Les jeunes entreprises ne recevront pas le même type d’aide de chacun des partenaires. L’intérêt du dispositif réside précisément dans l’assemblage de compétences qui sont souvent dispersées : l’expertise scientifique, les outils logiciels, les serveurs nécessaires aux calculs et l’accompagnement entrepreneurial.

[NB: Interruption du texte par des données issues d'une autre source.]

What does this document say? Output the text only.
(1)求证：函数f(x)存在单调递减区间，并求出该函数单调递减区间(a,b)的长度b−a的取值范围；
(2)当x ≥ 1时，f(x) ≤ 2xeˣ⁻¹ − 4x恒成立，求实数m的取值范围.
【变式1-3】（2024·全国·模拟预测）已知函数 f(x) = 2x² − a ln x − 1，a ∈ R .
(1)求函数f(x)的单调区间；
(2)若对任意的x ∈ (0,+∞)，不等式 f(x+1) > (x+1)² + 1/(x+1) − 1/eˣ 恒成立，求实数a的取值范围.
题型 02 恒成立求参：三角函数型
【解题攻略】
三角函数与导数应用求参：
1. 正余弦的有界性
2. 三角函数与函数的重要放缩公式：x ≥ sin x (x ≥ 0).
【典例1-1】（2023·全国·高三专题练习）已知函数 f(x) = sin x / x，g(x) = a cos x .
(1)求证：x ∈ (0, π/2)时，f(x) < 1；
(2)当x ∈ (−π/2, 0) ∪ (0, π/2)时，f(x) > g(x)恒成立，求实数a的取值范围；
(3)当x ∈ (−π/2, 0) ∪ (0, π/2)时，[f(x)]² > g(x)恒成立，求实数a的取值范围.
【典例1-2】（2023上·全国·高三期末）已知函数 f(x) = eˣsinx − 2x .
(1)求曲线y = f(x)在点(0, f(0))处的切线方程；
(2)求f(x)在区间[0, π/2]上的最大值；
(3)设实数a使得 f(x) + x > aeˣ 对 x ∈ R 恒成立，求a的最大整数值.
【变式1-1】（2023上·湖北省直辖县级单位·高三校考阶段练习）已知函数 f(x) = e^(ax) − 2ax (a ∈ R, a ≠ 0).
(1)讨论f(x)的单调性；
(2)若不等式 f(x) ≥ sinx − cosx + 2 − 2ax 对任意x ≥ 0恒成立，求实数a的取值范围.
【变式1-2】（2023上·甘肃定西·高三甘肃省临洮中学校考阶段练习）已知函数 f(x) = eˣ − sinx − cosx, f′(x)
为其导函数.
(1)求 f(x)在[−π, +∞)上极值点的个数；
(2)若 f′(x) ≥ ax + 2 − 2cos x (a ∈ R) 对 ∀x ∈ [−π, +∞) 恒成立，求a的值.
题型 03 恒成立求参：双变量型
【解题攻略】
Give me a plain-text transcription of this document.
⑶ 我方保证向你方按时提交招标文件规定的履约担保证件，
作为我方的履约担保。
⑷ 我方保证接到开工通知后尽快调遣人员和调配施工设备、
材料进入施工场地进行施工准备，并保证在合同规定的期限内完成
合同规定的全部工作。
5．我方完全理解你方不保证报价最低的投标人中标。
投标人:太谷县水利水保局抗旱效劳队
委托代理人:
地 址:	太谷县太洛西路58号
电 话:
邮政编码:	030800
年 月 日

| Partenaire | Rôle dans le programme | Ressource mise à disposition des startups |
|---|---|---|
| Meta | Appui scientifique et technique | Soutien des chercheurs du laboratoire parisien d’intelligence artificielle |
| Hugging Face | Outils et plateforme pour l’IA | Accès à ses outils et à sa plateforme |
| Scaleway | Infrastructure informatique | Puissance de calcul pour développer les services |
| Station F et l’incubateur de HEC | Accompagnement des entrepreneurs | Cadre d’accélération et soutien à la structuration des projets |
Pour une startup d’IA, cet accès à l’informatique est déterminant. Les modèles modernes d’apprentissage automatique ont besoin de traiter de très grands volumes de données et d’effectuer un nombre considérable de calculs. Même lorsqu’une entreprise ne conçoit pas un grand modèle de langage depuis zéro, l’expérimentation, l’adaptation d’un modèle existant ou la mise en ligne d’un service peuvent représenter une dépense importante.

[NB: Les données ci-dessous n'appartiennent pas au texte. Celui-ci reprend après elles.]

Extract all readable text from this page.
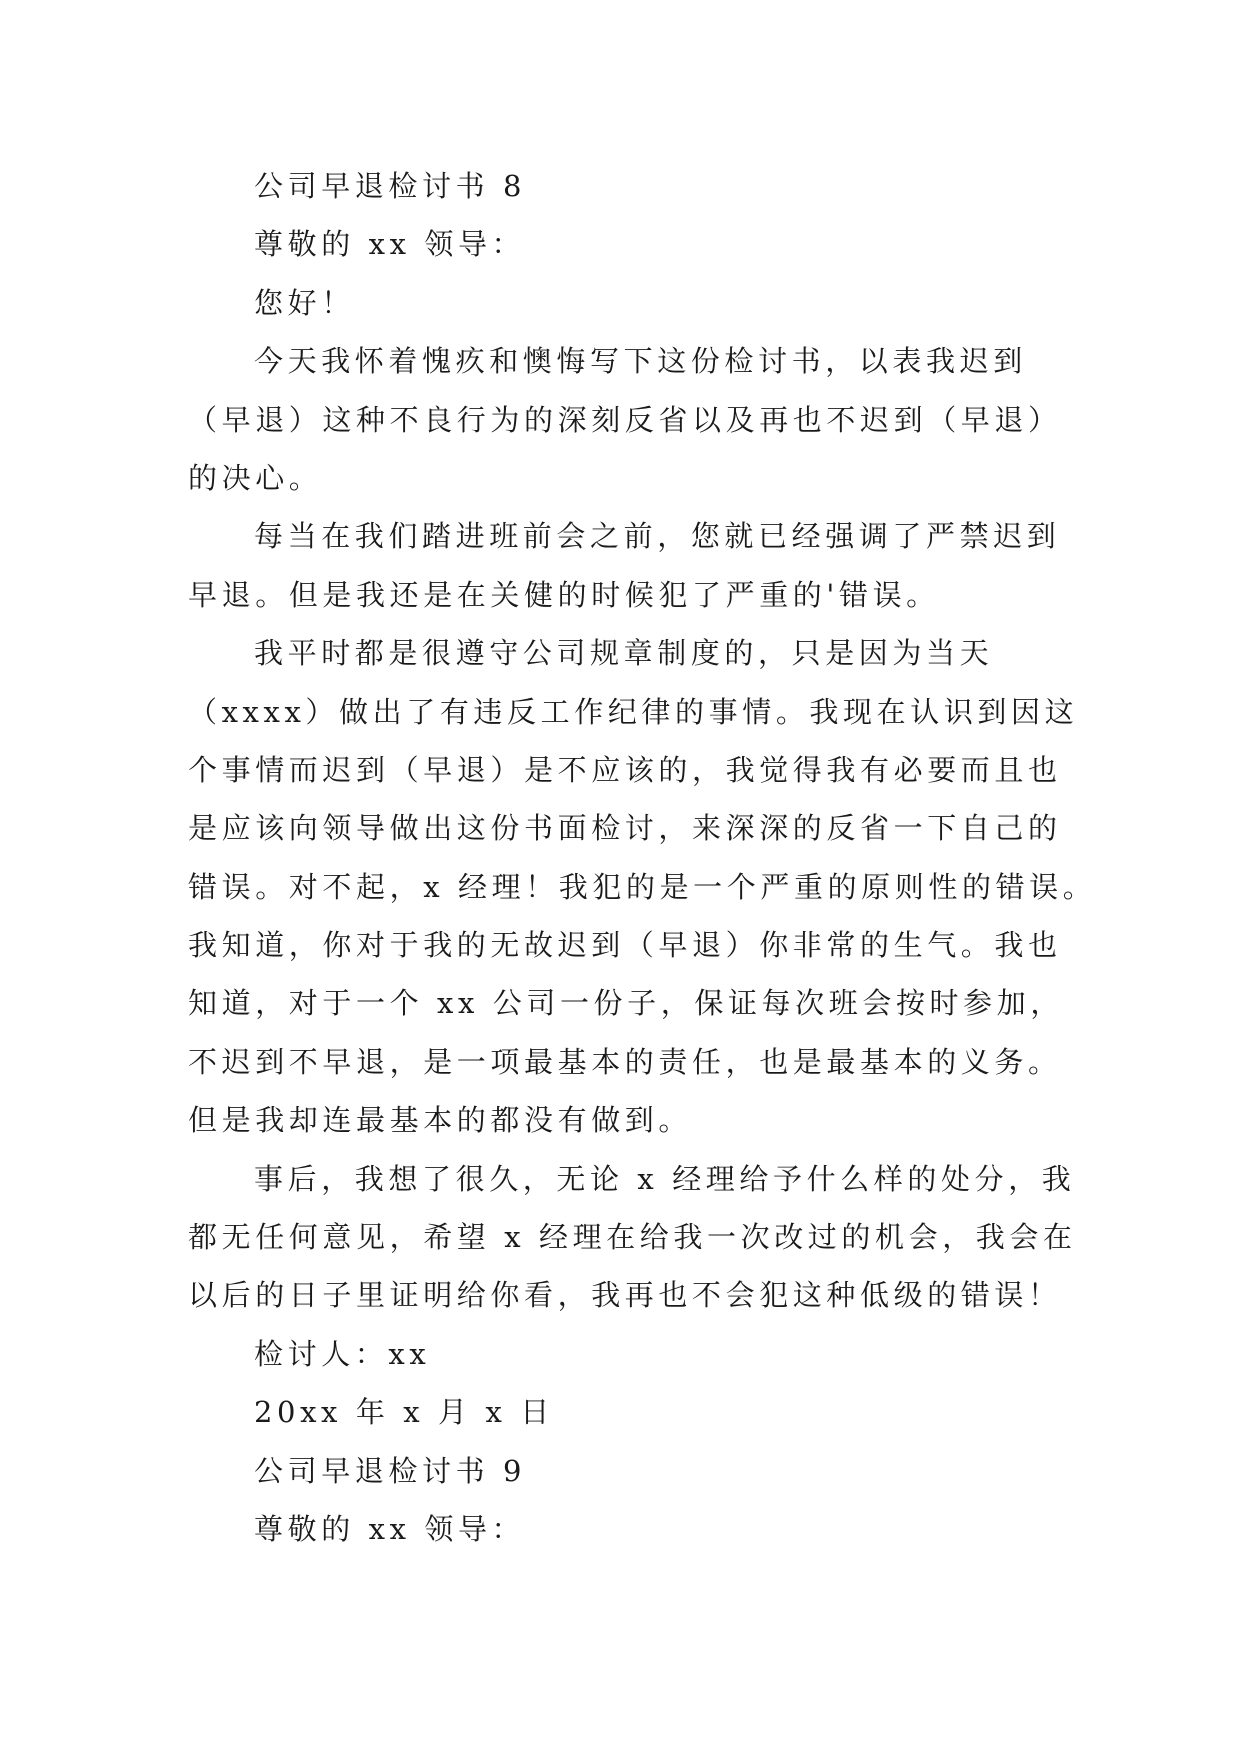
公司早退检讨书 8

尊敬的 xx 领导：

您好！

今天我怀着愧疚和懊悔写下这份检讨书，以表我迟到

（早退）这种不良行为的深刻反省以及再也不迟到（早退）

的决心。

每当在我们踏进班前会之前，您就已经强调了严禁迟到

早退。但是我还是在关健的时候犯了严重的'错误。

我平时都是很遵守公司规章制度的，只是因为当天

（xxxx）做出了有违反工作纪律的事情。我现在认识到因这

个事情而迟到（早退）是不应该的，我觉得我有必要而且也

是应该向领导做出这份书面检讨，来深深的反省一下自己的

错误。对不起，x 经理！我犯的是一个严重的原则性的错误。

我知道，你对于我的无故迟到（早退）你非常的生气。我也

知道，对于一个 xx 公司一份子，保证每次班会按时参加，

不迟到不早退，是一项最基本的责任，也是最基本的义务。

但是我却连最基本的都没有做到。

事后，我想了很久，无论 x 经理给予什么样的处分，我

都无任何意见，希望 x 经理在给我一次改过的机会，我会在

以后的日子里证明给你看，我再也不会犯这种低级的错误！

检讨人：xx

20xx 年 x 月 x 日

公司早退检讨书 9

尊敬的 xx 领导：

L’accompagnement des chercheurs de Meta doit, lui, aider les porteurs de projets à se confronter aux questions techniques qui conditionnent la qualité d’un système : choix d’architecture, méthodes d’entraînement, évaluation des résultats ou limites du modèle. La plateforme de Hugging Face offre pour sa part un environnement connu des développeurs qui travaillent avec des modèles et des jeux de données d’apprentissage automatique.

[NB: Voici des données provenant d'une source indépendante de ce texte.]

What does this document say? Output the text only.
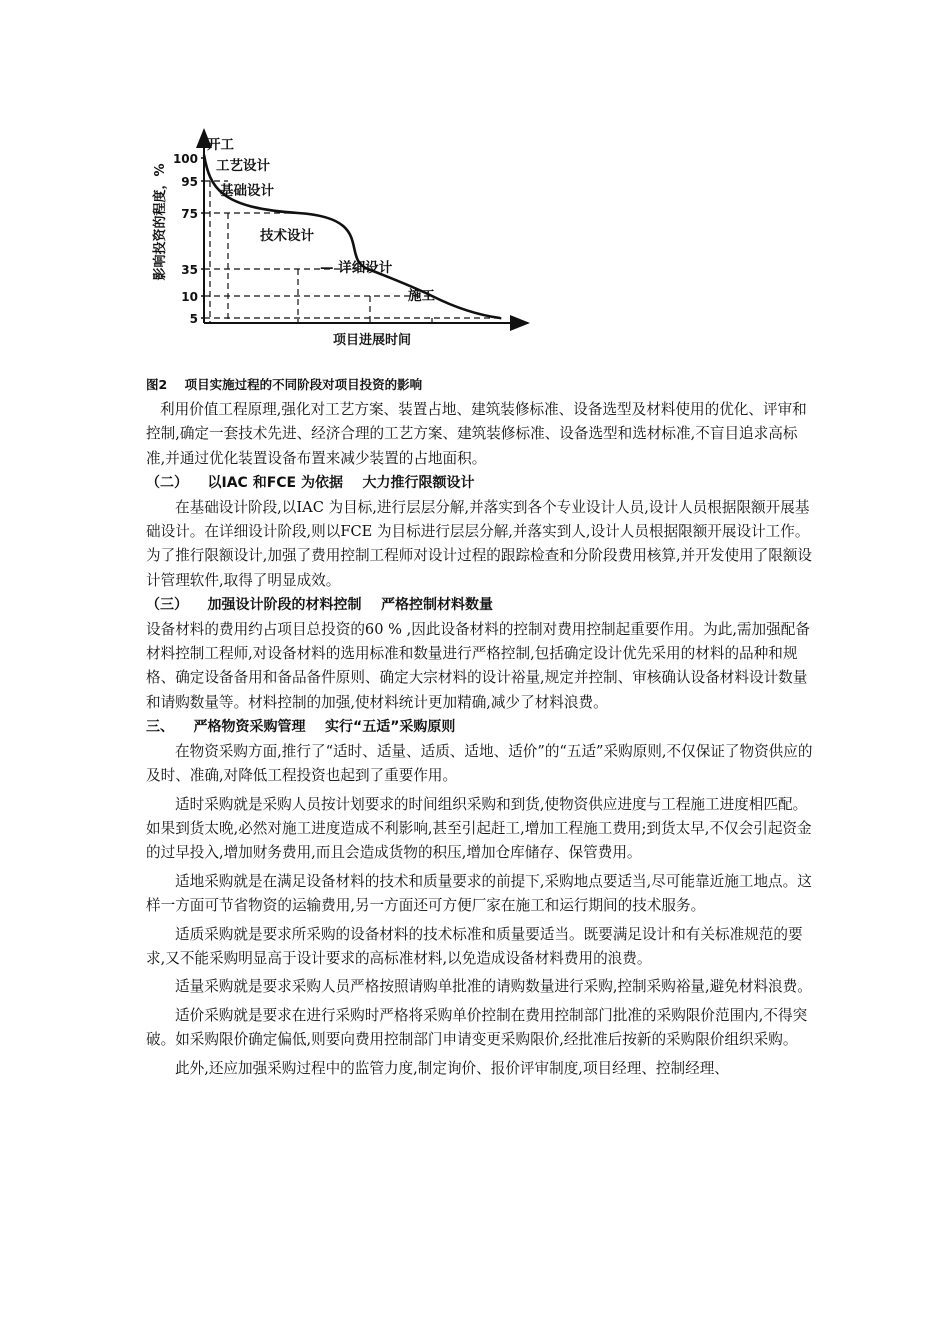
100
95
75
35
10
5
开工
工艺设计
基础设计
技术设计
— 详细设计
施工
影响投资的程度，%
项目进展时间
图2    项目实施过程的不同阶段对项目投资的影响

利用价值工程原理,强化对工艺方案、装置占地、建筑装修标准、设备选型及材料使用的优化、评审和控制,确定一套技术先进、经济合理的工艺方案、建筑装修标准、设备选型和选材标准,不盲目追求高标准,并通过优化装置设备布置来减少装置的占地面积。

（二）    以IAC 和FCE 为依据    大力推行限额设计

在基础设计阶段,以IAC 为目标,进行层层分解,并落实到各个专业设计人员,设计人员根据限额开展基础设计。在详细设计阶段,则以FCE 为目标进行层层分解,并落实到人,设计人员根据限额开展设计工作。为了推行限额设计,加强了费用控制工程师对设计过程的跟踪检查和分阶段费用核算,并开发使用了限额设计管理软件,取得了明显成效。

（三）    加强设计阶段的材料控制    严格控制材料数量

设备材料的费用约占项目总投资的60 % ,因此设备材料的控制对费用控制起重要作用。为此,需加强配备材料控制工程师,对设备材料的选用标准和数量进行严格控制,包括确定设计优先采用的材料的品种和规格、确定设备备用和备品备件原则、确定大宗材料的设计裕量,规定并控制、审核确认设备材料设计数量和请购数量等。材料控制的加强,使材料统计更加精确,减少了材料浪费。

三、    严格物资采购管理    实行“五适”采购原则

在物资采购方面,推行了“适时、适量、适质、适地、适价”的“五适”采购原则,不仅保证了物资供应的及时、准确,对降低工程投资也起到了重要作用。

适时采购就是采购人员按计划要求的时间组织采购和到货,使物资供应进度与工程施工进度相匹配。如果到货太晚,必然对施工进度造成不利影响,甚至引起赶工,增加工程施工费用;到货太早,不仅会引起资金的过早投入,增加财务费用,而且会造成货物的积压,增加仓库储存、保管费用。

适地采购就是在满足设备材料的技术和质量要求的前提下,采购地点要适当,尽可能靠近施工地点。这样一方面可节省物资的运输费用,另一方面还可方便厂家在施工和运行期间的技术服务。

适质采购就是要求所采购的设备材料的技术标准和质量要适当。既要满足设计和有关标准规范的要求,又不能采购明显高于设计要求的高标准材料,以免造成设备材料费用的浪费。

适量采购就是要求采购人员严格按照请购单批准的请购数量进行采购,控制采购裕量,避免材料浪费。

适价采购就是要求在进行采购时严格将采购单价控制在费用控制部门批准的采购限价范围内,不得突破。如采购限价确定偏低,则要向费用控制部门申请变更采购限价,经批准后按新的采购限价组织采购。

此外,还应加强采购过程中的监管力度,制定询价、报价评审制度,项目经理、控制经理、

Pourquoi l’open source est au cœur de l’initiative
Le terme « open source » est au centre de l’annonce, mais mérite d’être expliqué. Dans le logiciel, il désigne généralement du code dont la consultation, la modification et la redistribution sont encadrées par une licence ouverte. Dans l’intelligence artificielle, la réalité peut être plus nuancée : on peut ouvrir le code, les outils ou les méthodes, sans forcément publier toutes les données d’entraînement ni tous les composants d’un modèle.
L’idée défendue par les partenaires est néanmoins de favoriser une IA moins concentrée entre les mains d’un petit nombre de plateformes. Pour une startup, s’appuyer sur des briques ouvertes peut accélérer le développement d’un produit, faciliter l’audit par des tiers et permettre à des communautés techniques de contribuer à son amélioration. Cette approche se distingue des services entièrement contrôlés par leur fournisseur, auxquels les utilisateurs accèdent principalement via une interface ou une API.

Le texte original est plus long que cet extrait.